VATICAN CITY – While bishops have an obligation to guide new lay movements and associations, they must take care not to suffocate them, Pope Benedict XVI said.
Bishops are called to discern and guide the movements, not to “dominate their gifts, but rather to be on guard against the danger of suffocating them,” the pope told a seminar for bishops sponsored by the Pontifical Council for the Laity.
Meeting the bishops at the end of their May 15-17 meeting, the pope said the new lay groups that flourished immediately after the Second Vatican Council are important gifts to the church inspired by the Holy Spirit.
They were born in a period “full of enthusiastic promises, but also marked by difficult trials” for the church, Pope Benedict said.
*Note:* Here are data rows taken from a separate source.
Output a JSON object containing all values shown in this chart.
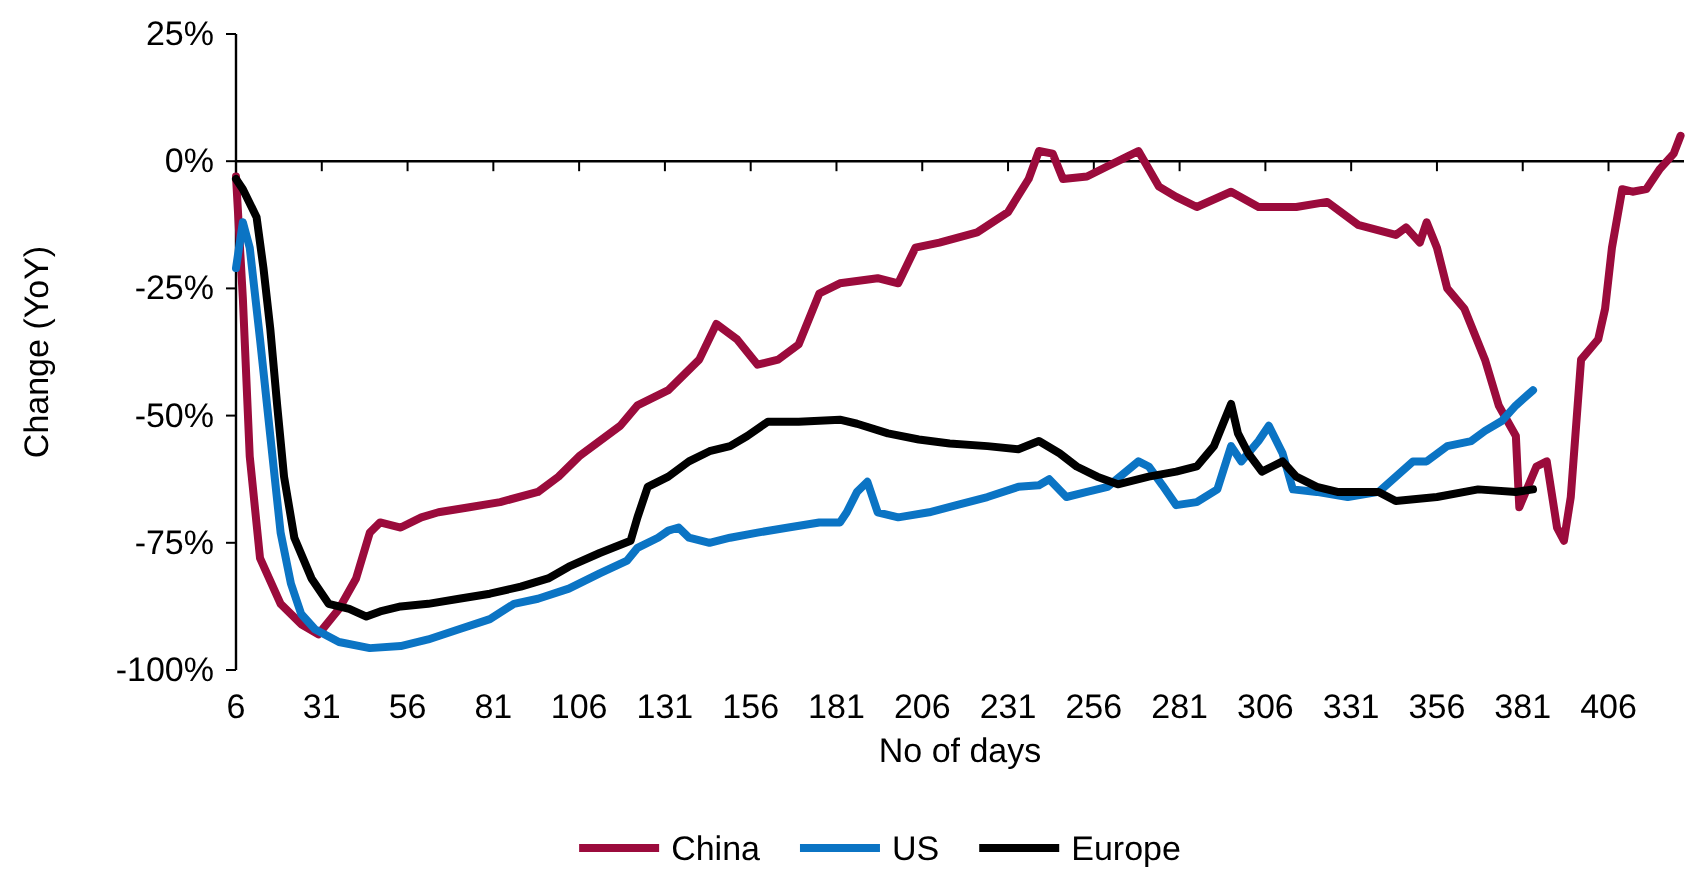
{
  "chart_data": {
    "type": "line",
    "xlabel": "No of days",
    "ylabel": "Change (YoY)",
    "xlim": [
      6,
      428
    ],
    "ylim": [
      -100,
      25
    ],
    "xticks": [
      6,
      31,
      56,
      81,
      106,
      131,
      156,
      181,
      206,
      231,
      256,
      281,
      306,
      331,
      356,
      381,
      406
    ],
    "yticks": [
      {
        "value": 25,
        "label": "25%"
      },
      {
        "value": 0,
        "label": "0%"
      },
      {
        "value": -25,
        "label": "-25%"
      },
      {
        "value": -50,
        "label": "-50%"
      },
      {
        "value": -75,
        "label": "-75%"
      },
      {
        "value": -100,
        "label": "-100%"
      }
    ],
    "legend": "bottom",
    "line_style": "solid",
    "marker": "none",
    "series": [
      {
        "name": "China",
        "color": "#9b0b3c",
        "x": [
          6,
          8,
          10,
          13,
          19,
          25,
          30,
          36,
          41,
          45,
          48,
          54,
          60,
          65,
          74,
          83,
          94,
          100,
          106,
          112,
          118,
          123,
          132,
          141,
          146,
          152,
          158,
          164,
          170,
          176,
          182,
          193,
          199,
          204,
          211,
          222,
          231,
          237,
          240,
          244,
          247,
          254,
          260,
          266,
          269,
          275,
          280,
          286,
          296,
          304,
          315,
          324,
          333,
          344,
          347,
          351,
          353,
          356,
          359,
          364,
          370,
          374,
          379,
          380,
          385,
          388,
          391,
          393,
          395,
          398,
          403,
          405,
          407,
          410,
          413,
          417,
          421,
          425,
          427
        ],
        "values": [
          -3,
          -27,
          -58,
          -78,
          -87,
          -91,
          -93,
          -88,
          -82,
          -73,
          -71,
          -72,
          -70,
          -69,
          -68,
          -67,
          -65,
          -62,
          -58,
          -55,
          -52,
          -48,
          -45,
          -39,
          -32,
          -35,
          -40,
          -39,
          -36,
          -26,
          -24,
          -23,
          -24,
          -17,
          -16,
          -14,
          -10,
          -3.5,
          2,
          1.5,
          -3.5,
          -3,
          -1,
          1,
          2,
          -5,
          -7,
          -9,
          -6,
          -9,
          -9,
          -8,
          -12.5,
          -14.5,
          -13,
          -16,
          -12,
          -17,
          -25,
          -29,
          -39,
          -48,
          -54,
          -68,
          -60,
          -59,
          -72,
          -74.6,
          -66,
          -39,
          -35,
          -29,
          -17,
          -5.5,
          -6,
          -5.5,
          -1.5,
          1.5,
          5
        ]
      },
      {
        "name": "US",
        "color": "#0b74c4",
        "x": [
          6,
          8,
          10,
          13,
          16,
          19,
          22,
          25,
          29,
          36,
          45,
          54,
          62,
          71,
          80,
          87,
          94,
          103,
          112,
          120,
          123,
          129,
          132,
          135,
          138,
          144,
          150,
          158,
          167,
          176,
          182,
          184,
          187,
          190,
          193,
          199,
          208,
          216,
          225,
          234,
          240,
          243,
          248,
          254,
          260,
          269,
          272,
          276,
          280,
          286,
          292,
          296,
          299,
          304,
          307,
          311,
          314,
          321,
          330,
          339,
          344,
          349,
          353,
          359,
          366,
          370,
          375,
          379,
          384
        ],
        "values": [
          -21,
          -12,
          -17,
          -35,
          -54,
          -73,
          -83,
          -89,
          -92,
          -94.5,
          -95.7,
          -95.3,
          -94,
          -92,
          -90,
          -87,
          -86,
          -84,
          -81,
          -78.5,
          -76,
          -74,
          -72.6,
          -72,
          -74,
          -75,
          -74,
          -73,
          -72,
          -71,
          -71,
          -69,
          -65,
          -63,
          -69,
          -70,
          -69,
          -67.6,
          -66,
          -64,
          -63.7,
          -62.5,
          -66,
          -65,
          -64,
          -59,
          -60,
          -63.7,
          -67.6,
          -67,
          -64.5,
          -56,
          -59,
          -55,
          -52,
          -57.4,
          -64.5,
          -65,
          -66,
          -65,
          -62,
          -59,
          -59,
          -56,
          -55,
          -53,
          -51,
          -48,
          -45
        ]
      },
      {
        "name": "Europe",
        "color": "#000000",
        "x": [
          6,
          8,
          12,
          14,
          16,
          18,
          20,
          23,
          28,
          33,
          39,
          44,
          48,
          54,
          62,
          71,
          80,
          89,
          97,
          103,
          112,
          121,
          123,
          126,
          132,
          138,
          144,
          150,
          155,
          161,
          170,
          182,
          187,
          196,
          205,
          214,
          225,
          234,
          240,
          246,
          251,
          257,
          263,
          272,
          280,
          286,
          291,
          296,
          298,
          301,
          305,
          308,
          311,
          315,
          321,
          327,
          339,
          344,
          356,
          368,
          379,
          384
        ],
        "values": [
          -3.5,
          -5.5,
          -11,
          -21,
          -33,
          -48,
          -62,
          -74,
          -82,
          -87,
          -88,
          -89.5,
          -88.5,
          -87.5,
          -87,
          -86,
          -85,
          -83.6,
          -82,
          -79.7,
          -77,
          -74.6,
          -70,
          -64,
          -62,
          -59,
          -57,
          -56,
          -54,
          -51.2,
          -51.2,
          -50.8,
          -51.6,
          -53.5,
          -54.7,
          -55.5,
          -56,
          -56.6,
          -55,
          -57.4,
          -60,
          -62,
          -63.5,
          -62,
          -61,
          -60,
          -56,
          -47.7,
          -53.5,
          -57.4,
          -61,
          -60,
          -59,
          -62,
          -64,
          -65,
          -65,
          -66.8,
          -66,
          -64.5,
          -65,
          -64.5
        ]
      }
    ]
  }
}
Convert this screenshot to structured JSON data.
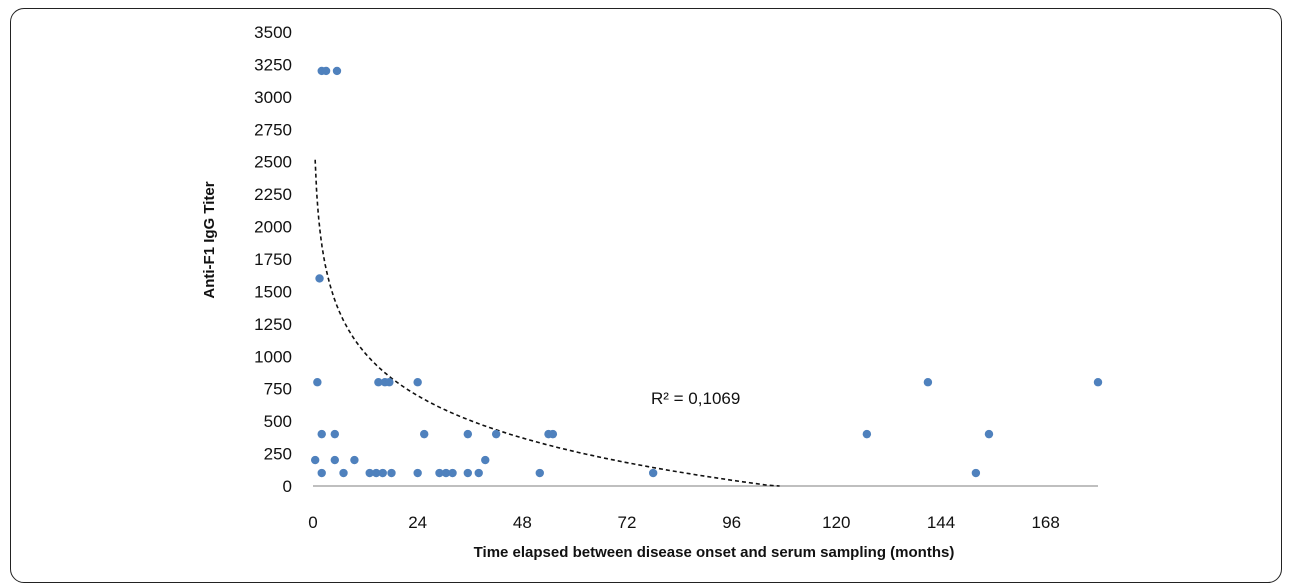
{
  "chart_data": {
    "type": "scatter",
    "xlabel": "Time elapsed between disease onset and serum sampling (months)",
    "ylabel": "Anti-F1 IgG Titer",
    "xlim": [
      0,
      180
    ],
    "ylim": [
      0,
      3500
    ],
    "xticks": [
      0,
      24,
      48,
      72,
      96,
      120,
      144,
      168
    ],
    "yticks": [
      0,
      250,
      500,
      750,
      1000,
      1250,
      1500,
      1750,
      2000,
      2250,
      2500,
      2750,
      3000,
      3250,
      3500
    ],
    "grid": false,
    "annotation": "R² = 0,1069",
    "marker_color": "#4f81bd",
    "trendline": {
      "type": "logarithmic",
      "style": "dashed",
      "color": "#000000",
      "x_range": [
        0.5,
        107
      ]
    },
    "points": [
      {
        "x": 0.5,
        "y": 200
      },
      {
        "x": 1,
        "y": 800
      },
      {
        "x": 1.5,
        "y": 1600
      },
      {
        "x": 2,
        "y": 100
      },
      {
        "x": 2,
        "y": 400
      },
      {
        "x": 2,
        "y": 3200
      },
      {
        "x": 3,
        "y": 3200
      },
      {
        "x": 5,
        "y": 200
      },
      {
        "x": 5,
        "y": 400
      },
      {
        "x": 5.5,
        "y": 3200
      },
      {
        "x": 7,
        "y": 100
      },
      {
        "x": 9.5,
        "y": 200
      },
      {
        "x": 13,
        "y": 100
      },
      {
        "x": 14.5,
        "y": 100
      },
      {
        "x": 15,
        "y": 800
      },
      {
        "x": 16,
        "y": 100
      },
      {
        "x": 16.5,
        "y": 800
      },
      {
        "x": 17.5,
        "y": 800
      },
      {
        "x": 18,
        "y": 100
      },
      {
        "x": 24,
        "y": 100
      },
      {
        "x": 24,
        "y": 800
      },
      {
        "x": 25.5,
        "y": 400
      },
      {
        "x": 29,
        "y": 100
      },
      {
        "x": 30.5,
        "y": 100
      },
      {
        "x": 32,
        "y": 100
      },
      {
        "x": 35.5,
        "y": 100
      },
      {
        "x": 35.5,
        "y": 400
      },
      {
        "x": 38,
        "y": 100
      },
      {
        "x": 39.5,
        "y": 200
      },
      {
        "x": 42,
        "y": 400
      },
      {
        "x": 52,
        "y": 100
      },
      {
        "x": 54,
        "y": 400
      },
      {
        "x": 55,
        "y": 400
      },
      {
        "x": 78,
        "y": 100
      },
      {
        "x": 127,
        "y": 400
      },
      {
        "x": 141,
        "y": 800
      },
      {
        "x": 152,
        "y": 100
      },
      {
        "x": 155,
        "y": 400
      },
      {
        "x": 180,
        "y": 800
      }
    ]
  }
}
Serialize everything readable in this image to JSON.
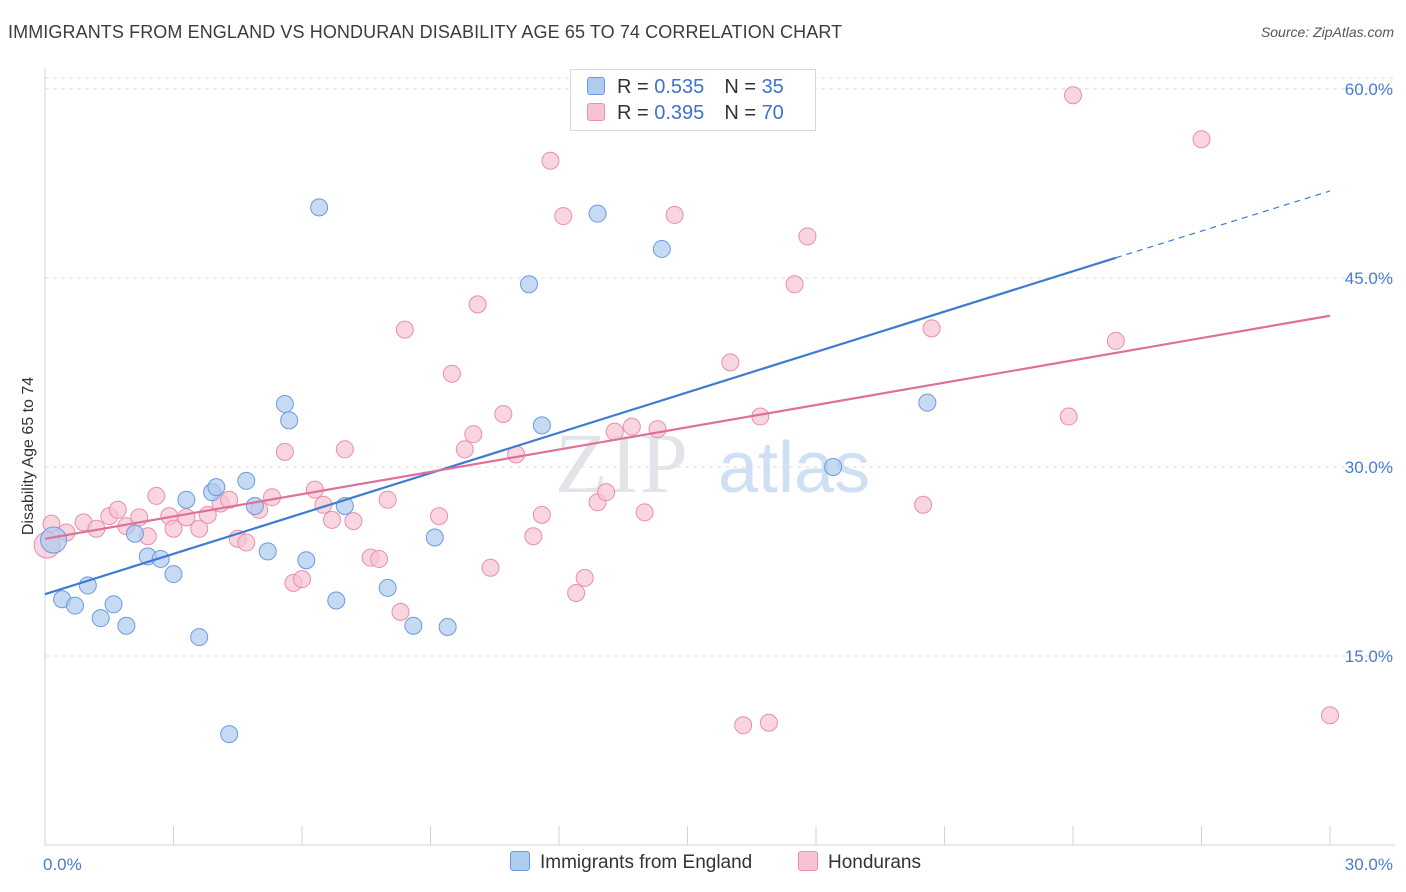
{
  "title": "IMMIGRANTS FROM ENGLAND VS HONDURAN DISABILITY AGE 65 TO 74 CORRELATION CHART",
  "source": "Source: ZipAtlas.com",
  "watermark": {
    "zip": "ZIP",
    "atlas": "atlas"
  },
  "legend_top": {
    "rows": [
      {
        "r_label": "R = ",
        "r_value": "0.535",
        "n_label": "N = ",
        "n_value": "35"
      },
      {
        "r_label": "R = ",
        "r_value": "0.395",
        "n_label": "N = ",
        "n_value": "70"
      }
    ]
  },
  "colors": {
    "blue_fill": "#aecbf0",
    "blue_stroke": "#6a9be0",
    "blue_line": "#3f7bd0",
    "pink_fill": "#f7c3d3",
    "pink_stroke": "#e88fac",
    "pink_line": "#e0709a",
    "grid": "#d9dde6",
    "tick_text": "#4a7bd0"
  },
  "chart_data": {
    "type": "scatter",
    "title": "IMMIGRANTS FROM ENGLAND VS HONDURAN DISABILITY AGE 65 TO 74 CORRELATION CHART",
    "xlabel": "",
    "ylabel": "Disability Age 65 to 74",
    "xlim": [
      0,
      30
    ],
    "ylim": [
      0,
      61.5
    ],
    "x_tick_labels": [
      "0.0%",
      "30.0%"
    ],
    "y_ticks": [
      15,
      30,
      45,
      60
    ],
    "y_tick_labels": [
      "15.0%",
      "30.0%",
      "45.0%",
      "60.0%"
    ],
    "grid": true,
    "series": [
      {
        "name": "Immigrants from England",
        "points": [
          [
            0.2,
            24.2
          ],
          [
            0.4,
            19.5
          ],
          [
            0.7,
            19.0
          ],
          [
            1.0,
            20.6
          ],
          [
            1.3,
            18.0
          ],
          [
            1.6,
            19.1
          ],
          [
            1.9,
            17.4
          ],
          [
            2.1,
            24.7
          ],
          [
            2.4,
            22.9
          ],
          [
            2.7,
            22.7
          ],
          [
            3.0,
            21.5
          ],
          [
            3.3,
            27.4
          ],
          [
            3.6,
            16.5
          ],
          [
            3.9,
            28.0
          ],
          [
            4.0,
            28.4
          ],
          [
            4.3,
            8.8
          ],
          [
            4.7,
            28.9
          ],
          [
            4.9,
            26.9
          ],
          [
            5.2,
            23.3
          ],
          [
            5.6,
            35.0
          ],
          [
            5.7,
            33.7
          ],
          [
            6.1,
            22.6
          ],
          [
            6.4,
            50.6
          ],
          [
            6.8,
            19.4
          ],
          [
            7.0,
            26.9
          ],
          [
            8.0,
            20.4
          ],
          [
            8.6,
            17.4
          ],
          [
            9.1,
            24.4
          ],
          [
            9.4,
            17.3
          ],
          [
            11.3,
            44.5
          ],
          [
            11.6,
            33.3
          ],
          [
            12.9,
            50.1
          ],
          [
            14.4,
            47.3
          ],
          [
            18.4,
            30.0
          ],
          [
            20.6,
            35.1
          ]
        ],
        "trend": {
          "x0": 0,
          "y0": 19.9,
          "x1": 25.0,
          "y1": 46.6,
          "dash_x1": 30.0,
          "dash_y1": 51.9
        }
      },
      {
        "name": "Hondurans",
        "points": [
          [
            0.15,
            25.5
          ],
          [
            0.5,
            24.8
          ],
          [
            0.9,
            25.6
          ],
          [
            1.2,
            25.1
          ],
          [
            1.5,
            26.1
          ],
          [
            1.7,
            26.6
          ],
          [
            1.9,
            25.3
          ],
          [
            2.2,
            26.0
          ],
          [
            2.4,
            24.5
          ],
          [
            2.6,
            27.7
          ],
          [
            2.9,
            26.1
          ],
          [
            3.0,
            25.1
          ],
          [
            3.3,
            26.0
          ],
          [
            3.6,
            25.1
          ],
          [
            3.8,
            26.2
          ],
          [
            4.1,
            27.1
          ],
          [
            4.3,
            27.4
          ],
          [
            4.5,
            24.3
          ],
          [
            4.7,
            24.0
          ],
          [
            5.0,
            26.6
          ],
          [
            5.3,
            27.6
          ],
          [
            5.6,
            31.2
          ],
          [
            5.8,
            20.8
          ],
          [
            6.0,
            21.1
          ],
          [
            6.3,
            28.2
          ],
          [
            6.5,
            27.0
          ],
          [
            6.7,
            25.8
          ],
          [
            7.0,
            31.4
          ],
          [
            7.2,
            25.7
          ],
          [
            7.6,
            22.8
          ],
          [
            7.8,
            22.7
          ],
          [
            8.0,
            27.4
          ],
          [
            8.3,
            18.5
          ],
          [
            8.4,
            40.9
          ],
          [
            9.2,
            26.1
          ],
          [
            9.5,
            37.4
          ],
          [
            9.8,
            31.4
          ],
          [
            10.0,
            32.6
          ],
          [
            10.1,
            42.9
          ],
          [
            10.4,
            22.0
          ],
          [
            10.7,
            34.2
          ],
          [
            11.0,
            31.0
          ],
          [
            11.4,
            24.5
          ],
          [
            11.6,
            26.2
          ],
          [
            11.8,
            54.3
          ],
          [
            12.1,
            49.9
          ],
          [
            12.4,
            20.0
          ],
          [
            12.6,
            21.2
          ],
          [
            12.9,
            27.2
          ],
          [
            13.1,
            28.0
          ],
          [
            13.3,
            32.8
          ],
          [
            13.7,
            33.2
          ],
          [
            14.0,
            26.4
          ],
          [
            14.3,
            33.0
          ],
          [
            14.7,
            50.0
          ],
          [
            15.6,
            58.5
          ],
          [
            16.0,
            38.3
          ],
          [
            16.3,
            9.5
          ],
          [
            16.7,
            34.0
          ],
          [
            16.9,
            9.7
          ],
          [
            17.5,
            44.5
          ],
          [
            17.8,
            48.3
          ],
          [
            20.5,
            27.0
          ],
          [
            20.7,
            41.0
          ],
          [
            23.9,
            34.0
          ],
          [
            24.0,
            59.5
          ],
          [
            25.0,
            40.0
          ],
          [
            27.0,
            56.0
          ],
          [
            30.0,
            10.3
          ],
          [
            0.05,
            23.8
          ]
        ],
        "trend": {
          "x0": 0,
          "y0": 24.3,
          "x1": 30.0,
          "y1": 42.0
        }
      }
    ]
  },
  "bottom_legend": [
    {
      "label": "Immigrants from England"
    },
    {
      "label": "Hondurans"
    }
  ]
}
“Prejudices, resistance and tensions” often accompanied the formation of the groups, most of which were not born as a parish or diocesan initiative, but from the prayers and dreams of their founders, he said.
While hesitation to accept the movements mostly has disappeared, the pope said many of them still need assistance and guidance to reach the maturity that would allow them to preserve their own identity while fitting better into the structure and pastoral outreach of the wider church.
The movements, he said, “are not a problem or another risk that is added to our already serious duties. No, they are a gift of the Lord, a precious resource for enriching the whole Christian community with their charisms.”